Três blocos de carnaval de Juiz de Fora deverão ter seus locais alterados após determinação da Justiça. A decisão foi tomada nesta quinta-feira (16) e atende ação civil pública ajuizada por meio da 8ª Promotoria de Justiça de Juiz de Fora, mesmo dia em que uma nota de repúdio contra a ação foi publicada por diversas entidades. Os blocos intimados a mudar o local são os Debochados do Vila ideal, Lixarte e Unidos do Rip Rap, marcados para desfilar, respectivamente, nos bairros Ipiranga, Olavo Costa e Vila Ideal. Caso não cumprida, a determinação prevê multa diária de R$ 1 mil aos organizadores, além de apreensão de instrumentos musicais e equipamentos de som.
A decisão judicial estabelece que a concentração e o desfile dos blocos ocorram nos lugares indicados pelo Ministério Público de Minas Gerais (MPMG), conforme orientação de segurança da Polícia Militar (PMMG).
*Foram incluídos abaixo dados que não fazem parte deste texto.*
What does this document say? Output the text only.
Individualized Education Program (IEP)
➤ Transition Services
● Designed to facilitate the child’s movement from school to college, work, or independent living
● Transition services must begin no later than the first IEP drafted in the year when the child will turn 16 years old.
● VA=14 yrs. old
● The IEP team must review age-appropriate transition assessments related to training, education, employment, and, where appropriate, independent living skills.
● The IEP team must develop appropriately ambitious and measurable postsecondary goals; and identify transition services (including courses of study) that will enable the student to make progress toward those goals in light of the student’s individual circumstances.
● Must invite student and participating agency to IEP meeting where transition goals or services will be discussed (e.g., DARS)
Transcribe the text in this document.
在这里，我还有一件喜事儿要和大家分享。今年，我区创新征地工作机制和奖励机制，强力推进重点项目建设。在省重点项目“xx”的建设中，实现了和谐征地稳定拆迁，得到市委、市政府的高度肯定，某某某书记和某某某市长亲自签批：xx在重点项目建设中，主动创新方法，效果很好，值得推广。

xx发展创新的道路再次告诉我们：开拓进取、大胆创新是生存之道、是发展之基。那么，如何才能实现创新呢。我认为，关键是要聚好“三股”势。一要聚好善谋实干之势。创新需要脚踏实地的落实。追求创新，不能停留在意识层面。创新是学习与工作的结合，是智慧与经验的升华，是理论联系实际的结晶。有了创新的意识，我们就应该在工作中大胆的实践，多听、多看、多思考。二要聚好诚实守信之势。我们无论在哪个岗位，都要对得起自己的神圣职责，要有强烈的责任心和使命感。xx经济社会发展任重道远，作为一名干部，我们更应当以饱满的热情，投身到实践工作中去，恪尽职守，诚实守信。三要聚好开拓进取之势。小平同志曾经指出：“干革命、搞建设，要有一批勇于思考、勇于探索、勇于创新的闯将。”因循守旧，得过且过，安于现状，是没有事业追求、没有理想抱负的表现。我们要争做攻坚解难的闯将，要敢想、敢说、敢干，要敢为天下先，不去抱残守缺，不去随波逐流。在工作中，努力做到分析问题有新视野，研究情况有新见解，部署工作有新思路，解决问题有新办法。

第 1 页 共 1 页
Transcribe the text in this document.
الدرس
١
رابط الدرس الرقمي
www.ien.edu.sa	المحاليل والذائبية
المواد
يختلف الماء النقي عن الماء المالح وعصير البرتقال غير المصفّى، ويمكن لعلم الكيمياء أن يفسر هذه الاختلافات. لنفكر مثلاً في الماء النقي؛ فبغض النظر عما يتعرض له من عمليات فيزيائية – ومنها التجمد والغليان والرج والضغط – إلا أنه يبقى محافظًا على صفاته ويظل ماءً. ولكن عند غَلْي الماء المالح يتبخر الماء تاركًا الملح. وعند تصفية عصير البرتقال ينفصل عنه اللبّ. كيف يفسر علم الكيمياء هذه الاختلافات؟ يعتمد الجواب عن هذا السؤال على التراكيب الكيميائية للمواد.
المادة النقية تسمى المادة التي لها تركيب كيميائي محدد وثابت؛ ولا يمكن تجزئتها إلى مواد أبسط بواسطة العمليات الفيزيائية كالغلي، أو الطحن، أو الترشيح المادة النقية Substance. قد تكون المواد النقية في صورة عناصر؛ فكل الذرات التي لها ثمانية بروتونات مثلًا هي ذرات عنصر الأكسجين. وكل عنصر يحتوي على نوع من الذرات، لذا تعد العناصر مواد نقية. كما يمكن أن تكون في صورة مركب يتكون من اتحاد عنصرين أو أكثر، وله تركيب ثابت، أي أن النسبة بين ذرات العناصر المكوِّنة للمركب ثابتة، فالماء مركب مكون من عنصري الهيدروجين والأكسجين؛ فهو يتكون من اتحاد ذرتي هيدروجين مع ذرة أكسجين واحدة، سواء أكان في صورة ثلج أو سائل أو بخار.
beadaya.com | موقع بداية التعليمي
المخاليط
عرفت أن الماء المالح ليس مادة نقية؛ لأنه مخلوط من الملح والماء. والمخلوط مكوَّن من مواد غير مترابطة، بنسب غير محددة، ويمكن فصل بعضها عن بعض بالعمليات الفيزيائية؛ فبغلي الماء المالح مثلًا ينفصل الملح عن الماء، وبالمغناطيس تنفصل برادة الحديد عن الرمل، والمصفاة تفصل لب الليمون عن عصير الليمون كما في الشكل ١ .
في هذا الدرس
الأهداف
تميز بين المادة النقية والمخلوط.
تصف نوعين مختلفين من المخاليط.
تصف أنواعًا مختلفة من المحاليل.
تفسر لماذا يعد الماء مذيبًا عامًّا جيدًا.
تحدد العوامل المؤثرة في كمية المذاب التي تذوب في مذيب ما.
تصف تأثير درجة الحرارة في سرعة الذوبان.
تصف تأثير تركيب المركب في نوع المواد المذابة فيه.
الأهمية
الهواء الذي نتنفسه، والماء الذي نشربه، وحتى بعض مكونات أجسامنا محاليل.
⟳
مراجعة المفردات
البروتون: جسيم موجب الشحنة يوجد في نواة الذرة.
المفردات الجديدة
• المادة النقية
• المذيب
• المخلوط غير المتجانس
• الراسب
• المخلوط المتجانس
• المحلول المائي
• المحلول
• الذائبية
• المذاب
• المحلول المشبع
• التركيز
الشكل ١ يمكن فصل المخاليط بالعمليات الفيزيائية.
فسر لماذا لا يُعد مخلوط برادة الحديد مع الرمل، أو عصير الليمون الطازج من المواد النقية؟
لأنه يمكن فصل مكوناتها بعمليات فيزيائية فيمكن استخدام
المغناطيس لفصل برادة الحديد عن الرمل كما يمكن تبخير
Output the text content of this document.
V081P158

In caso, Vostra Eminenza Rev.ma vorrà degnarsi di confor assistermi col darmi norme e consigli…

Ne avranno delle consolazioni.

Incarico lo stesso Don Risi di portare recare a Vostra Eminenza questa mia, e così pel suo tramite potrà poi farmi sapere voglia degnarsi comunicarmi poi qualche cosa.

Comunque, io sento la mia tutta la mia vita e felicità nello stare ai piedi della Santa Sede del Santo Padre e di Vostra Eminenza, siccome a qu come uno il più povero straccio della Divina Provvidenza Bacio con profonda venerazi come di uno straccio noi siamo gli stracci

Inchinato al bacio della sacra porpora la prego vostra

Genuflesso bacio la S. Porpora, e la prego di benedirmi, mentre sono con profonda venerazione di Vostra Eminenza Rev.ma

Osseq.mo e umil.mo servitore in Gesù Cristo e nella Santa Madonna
Também ficará a cargo da Polícia Militar fiscalizar o trajeto dos blocos e tomar as providências para impedir a realização dos eventos fora dos locais apontados pela própria PM como seguros.
Na última segunda-feira, o MPMG, a pedido da Polícia Militar, acionou a justiça para que os blocos fossem transferidos de lugar. Os bairros que ficam na Zona Sul e Sudeste do município são considerados áreas de alto risco pela segurança pública, com possibilidade de confronto de gangues e intensificação de conflitos.
À promotoria do MPMG, a PM afirmou que o período carnavalesco traz grande preocupação aos órgãos de segurança pública, tanto pela aglomeração de foliões, como pela incidência criminal no período, que normalmente possui a tendência de aumento, principalmente de homicídios, furtos e roubos.
Nesta quinta, diversas entidades de Juiz de Fora assinaram uma nota de repúdio à medida tomada pelo MPMG, considerando a ação excludente e discriminatória. A nota afirma que a violência mencionada não se restringe a regiões específicas. “Por mais indesejáveis que sejam, as “confusões” havidas no período ocorrem por toda a cidade, inclusive, nos bairros “nobres”, não se limitando a regiões que (curiosamente) são compostas por maioria preta e pobre.”